Wednesday, August 16, 2006
Yesterday evening I finally made it to the the yarn shop The Naked Sheep. That was my first visit. I went mainly to see Rowan Classic Home 5, because I have become obsessed with the tea cosy. Unfortunately (or fortunately because it saved me $40) the tea cosy was the only pattern in the book that I think I would knit. Unfortunately for my wallet I found another book: Knitting Nature by Norah Gaughan. Gaughan is my favourite Vogue Knitting designer of the 1980s. This is her first book. It is as awesome as her previous knitting designs, so it had to come home with me. I memorized the tea cozy pattern and bought some lovely yarn to make it with. The Naked Sheep stocks Malabrigo: soft worsted weight merino from a womens coop in Uruguay. The yarn is hand painted. I wanted all of the colourways but I focused on the tea cozy pattern and bought one green and two burgundy/pink skeins( called Little Lovely). I hope they work because I won't have the heart to exchange them and I will go broke buying more.
Tuesday, August 15, 2006
Bad Penny is coming along fine. I did a fitting last week and it fit perfectly on the top half. The nice thing about knitting a top down raglan is that you can try it on as you go. I hope the bottom end works out too. I should know by next week.
My next project will be a birthday gift for a friend. I really like the garter stitch tea cozy in Rowan Classic Home 5, but I am reluctant to buy the whole book for just one pattern, especially at Rowan prices. I might just fake it without the pattern. After all I will have to buy yarn for this, as I have nothing suitable in my stash.

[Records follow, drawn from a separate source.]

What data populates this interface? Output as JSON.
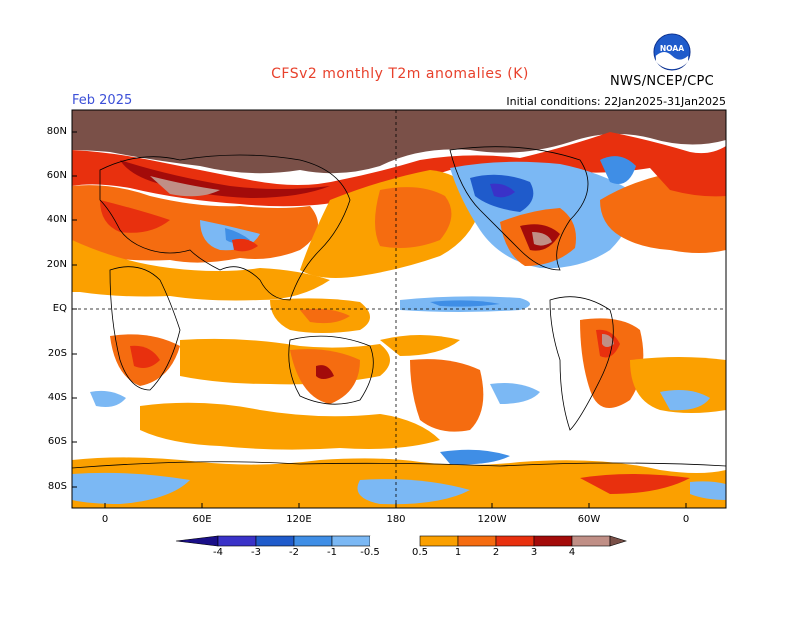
{
  "header": {
    "title": "CFSv2 monthly T2m anomalies (K)",
    "month": "Feb 2025",
    "agency": "NWS/NCEP/CPC",
    "initial_conditions": "Initial conditions: 22Jan2025-31Jan2025",
    "logo_text": "NOAA"
  },
  "map": {
    "lat_labels": [
      "80N",
      "60N",
      "40N",
      "20N",
      "EQ",
      "20S",
      "40S",
      "60S",
      "80S"
    ],
    "lon_labels": [
      "0",
      "60E",
      "120E",
      "180",
      "120W",
      "60W",
      "0"
    ]
  },
  "colorbar": {
    "tick_labels": [
      "-4",
      "-3",
      "-2",
      "-1",
      "-0.5",
      "0.5",
      "1",
      "2",
      "3",
      "4"
    ],
    "colors": {
      "below_-4": "#1a0f88",
      "-4_-3": "#3a32c8",
      "-3_-2": "#1f5bcb",
      "-2_-1": "#3f8ee6",
      "-1_-0.5": "#7bb8f4",
      "-0.5_0.5": "#ffffff",
      "0.5_1": "#fba000",
      "1_2": "#f56c10",
      "2_3": "#e8300e",
      "3_4": "#a30b0a",
      "4_5": "#c08f86",
      "above_5": "#7a5048"
    }
  }
}
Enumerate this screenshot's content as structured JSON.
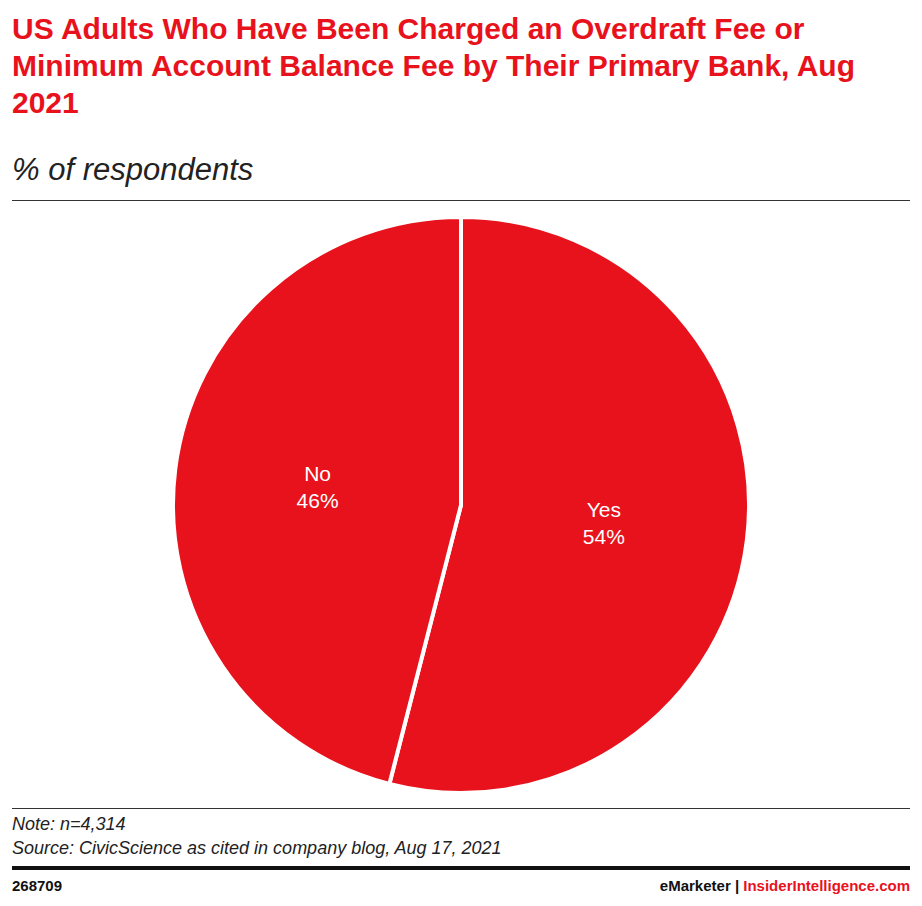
{
  "chart_data": {
    "type": "pie",
    "title": "US Adults Who Have Been Charged an Overdraft Fee or Minimum Account Balance Fee by Their Primary Bank, Aug 2021",
    "subtitle": "% of respondents",
    "categories": [
      "Yes",
      "No"
    ],
    "values": [
      54,
      46
    ],
    "value_labels": [
      "54%",
      "46%"
    ],
    "colors": [
      "#e8121d",
      "#e8121d"
    ],
    "data_labels": true,
    "note": "Note: n=4,314",
    "source": "Source: CivicScience as cited in company blog, Aug 17, 2021",
    "footer": {
      "id": "268709",
      "brand": "eMarketer",
      "separator": "|",
      "site": "InsiderIntelligence.com"
    }
  }
}
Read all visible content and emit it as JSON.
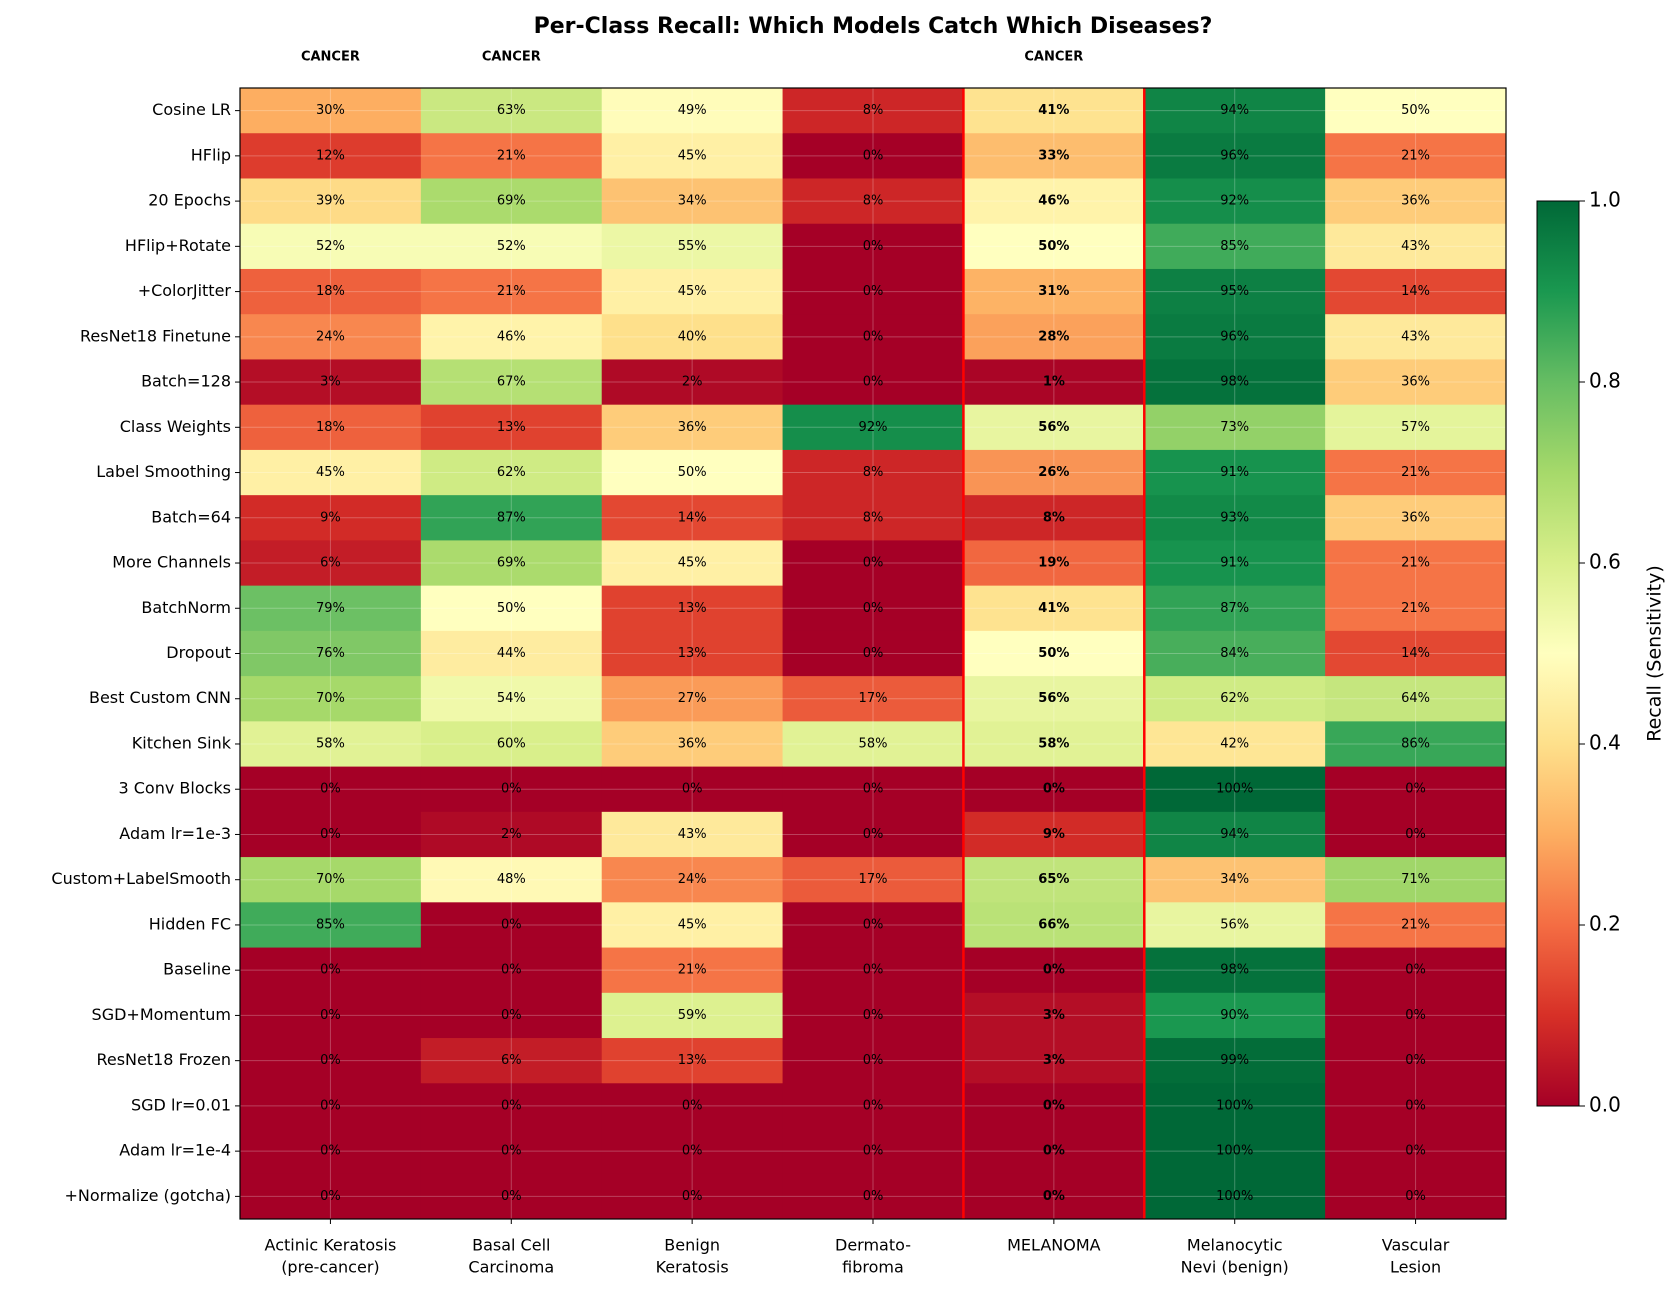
{
  "chart_data": {
    "type": "heatmap",
    "title": "Per-Class Recall: Which Models Catch Which Diseases?",
    "rows": [
      "Cosine LR",
      "HFlip",
      "20 Epochs",
      "HFlip+Rotate",
      "+ColorJitter",
      "ResNet18 Finetune",
      "Batch=128",
      "Class Weights",
      "Label Smoothing",
      "Batch=64",
      "More Channels",
      "BatchNorm",
      "Dropout",
      "Best Custom CNN",
      "Kitchen Sink",
      "3 Conv Blocks",
      "Adam lr=1e-3",
      "Custom+LabelSmooth",
      "Hidden FC",
      "Baseline",
      "SGD+Momentum",
      "ResNet18 Frozen",
      "SGD lr=0.01",
      "Adam lr=1e-4",
      "+Normalize (gotcha)"
    ],
    "columns": [
      [
        "Actinic Keratosis",
        "(pre-cancer)"
      ],
      [
        "Basal Cell",
        "Carcinoma"
      ],
      [
        "Benign",
        "Keratosis"
      ],
      [
        "Dermato-",
        "fibroma"
      ],
      [
        "MELANOMA"
      ],
      [
        "Melanocytic",
        "Nevi (benign)"
      ],
      [
        "Vascular",
        "Lesion"
      ]
    ],
    "column_annotations": [
      "CANCER",
      "CANCER",
      null,
      null,
      "CANCER",
      null,
      null
    ],
    "highlight_column": 4,
    "highlight_color": "red",
    "values": [
      [
        0.3,
        0.63,
        0.49,
        0.08,
        0.41,
        0.94,
        0.5
      ],
      [
        0.12,
        0.21,
        0.45,
        0.0,
        0.33,
        0.96,
        0.21
      ],
      [
        0.39,
        0.69,
        0.34,
        0.08,
        0.46,
        0.92,
        0.36
      ],
      [
        0.52,
        0.52,
        0.55,
        0.0,
        0.5,
        0.85,
        0.43
      ],
      [
        0.18,
        0.21,
        0.45,
        0.0,
        0.31,
        0.95,
        0.14
      ],
      [
        0.24,
        0.46,
        0.4,
        0.0,
        0.28,
        0.96,
        0.43
      ],
      [
        0.03,
        0.67,
        0.02,
        0.0,
        0.01,
        0.98,
        0.36
      ],
      [
        0.18,
        0.13,
        0.36,
        0.92,
        0.56,
        0.73,
        0.57
      ],
      [
        0.45,
        0.62,
        0.5,
        0.08,
        0.26,
        0.91,
        0.21
      ],
      [
        0.09,
        0.87,
        0.14,
        0.08,
        0.08,
        0.93,
        0.36
      ],
      [
        0.06,
        0.69,
        0.45,
        0.0,
        0.19,
        0.91,
        0.21
      ],
      [
        0.79,
        0.5,
        0.13,
        0.0,
        0.41,
        0.87,
        0.21
      ],
      [
        0.76,
        0.44,
        0.13,
        0.0,
        0.5,
        0.84,
        0.14
      ],
      [
        0.7,
        0.54,
        0.27,
        0.17,
        0.56,
        0.62,
        0.64
      ],
      [
        0.58,
        0.6,
        0.36,
        0.58,
        0.58,
        0.42,
        0.86
      ],
      [
        0.0,
        0.0,
        0.0,
        0.0,
        0.0,
        1.0,
        0.0
      ],
      [
        0.0,
        0.02,
        0.43,
        0.0,
        0.09,
        0.94,
        0.0
      ],
      [
        0.7,
        0.48,
        0.24,
        0.17,
        0.65,
        0.34,
        0.71
      ],
      [
        0.85,
        0.0,
        0.45,
        0.0,
        0.66,
        0.56,
        0.21
      ],
      [
        0.0,
        0.0,
        0.21,
        0.0,
        0.0,
        0.98,
        0.0
      ],
      [
        0.0,
        0.0,
        0.59,
        0.0,
        0.03,
        0.9,
        0.0
      ],
      [
        0.0,
        0.06,
        0.13,
        0.0,
        0.03,
        0.99,
        0.0
      ],
      [
        0.0,
        0.0,
        0.0,
        0.0,
        0.0,
        1.0,
        0.0
      ],
      [
        0.0,
        0.0,
        0.0,
        0.0,
        0.0,
        1.0,
        0.0
      ],
      [
        0.0,
        0.0,
        0.0,
        0.0,
        0.0,
        1.0,
        0.0
      ]
    ],
    "value_labels": [
      [
        "30%",
        "63%",
        "49%",
        "8%",
        "41%",
        "94%",
        "50%"
      ],
      [
        "12%",
        "21%",
        "45%",
        "0%",
        "33%",
        "96%",
        "21%"
      ],
      [
        "39%",
        "69%",
        "34%",
        "8%",
        "46%",
        "92%",
        "36%"
      ],
      [
        "52%",
        "52%",
        "55%",
        "0%",
        "50%",
        "85%",
        "43%"
      ],
      [
        "18%",
        "21%",
        "45%",
        "0%",
        "31%",
        "95%",
        "14%"
      ],
      [
        "24%",
        "46%",
        "40%",
        "0%",
        "28%",
        "96%",
        "43%"
      ],
      [
        "3%",
        "67%",
        "2%",
        "0%",
        "1%",
        "98%",
        "36%"
      ],
      [
        "18%",
        "13%",
        "36%",
        "92%",
        "56%",
        "73%",
        "57%"
      ],
      [
        "45%",
        "62%",
        "50%",
        "8%",
        "26%",
        "91%",
        "21%"
      ],
      [
        "9%",
        "87%",
        "14%",
        "8%",
        "8%",
        "93%",
        "36%"
      ],
      [
        "6%",
        "69%",
        "45%",
        "0%",
        "19%",
        "91%",
        "21%"
      ],
      [
        "79%",
        "50%",
        "13%",
        "0%",
        "41%",
        "87%",
        "21%"
      ],
      [
        "76%",
        "44%",
        "13%",
        "0%",
        "50%",
        "84%",
        "14%"
      ],
      [
        "70%",
        "54%",
        "27%",
        "17%",
        "56%",
        "62%",
        "64%"
      ],
      [
        "58%",
        "60%",
        "36%",
        "58%",
        "58%",
        "42%",
        "86%"
      ],
      [
        "0%",
        "0%",
        "0%",
        "0%",
        "0%",
        "100%",
        "0%"
      ],
      [
        "0%",
        "2%",
        "43%",
        "0%",
        "9%",
        "94%",
        "0%"
      ],
      [
        "70%",
        "48%",
        "24%",
        "17%",
        "65%",
        "34%",
        "71%"
      ],
      [
        "85%",
        "0%",
        "45%",
        "0%",
        "66%",
        "56%",
        "21%"
      ],
      [
        "0%",
        "0%",
        "21%",
        "0%",
        "0%",
        "98%",
        "0%"
      ],
      [
        "0%",
        "0%",
        "59%",
        "0%",
        "3%",
        "90%",
        "0%"
      ],
      [
        "0%",
        "6%",
        "13%",
        "0%",
        "3%",
        "99%",
        "0%"
      ],
      [
        "0%",
        "0%",
        "0%",
        "0%",
        "0%",
        "100%",
        "0%"
      ],
      [
        "0%",
        "0%",
        "0%",
        "0%",
        "0%",
        "100%",
        "0%"
      ],
      [
        "0%",
        "0%",
        "0%",
        "0%",
        "0%",
        "100%",
        "0%"
      ]
    ],
    "colormap": [
      "#a50026",
      "#d73027",
      "#f46d43",
      "#fdae61",
      "#fee08b",
      "#ffffbf",
      "#d9ef8b",
      "#a6d96a",
      "#66bd63",
      "#1a9850",
      "#006837"
    ],
    "colorbar_label": "Recall (Sensitivity)",
    "clim": [
      0,
      1
    ],
    "cticks": [
      {
        "value": 0,
        "label": "0.0"
      },
      0.2,
      0.4,
      0.6,
      0.8,
      {
        "value": 1,
        "label": "1.0"
      }
    ],
    "grid": true
  }
}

Now what I do have suitable yarn for is a sweater based on that silver dress in the post below. But not silver: emerald green or sapphire blue mercerized cotton. I could also do a gray wool version. I took a closer look at the construction of that garment today and it looks daunting. The usual Italian bravura finishing. If I go for this it will be a much simplified and/or abstracted version.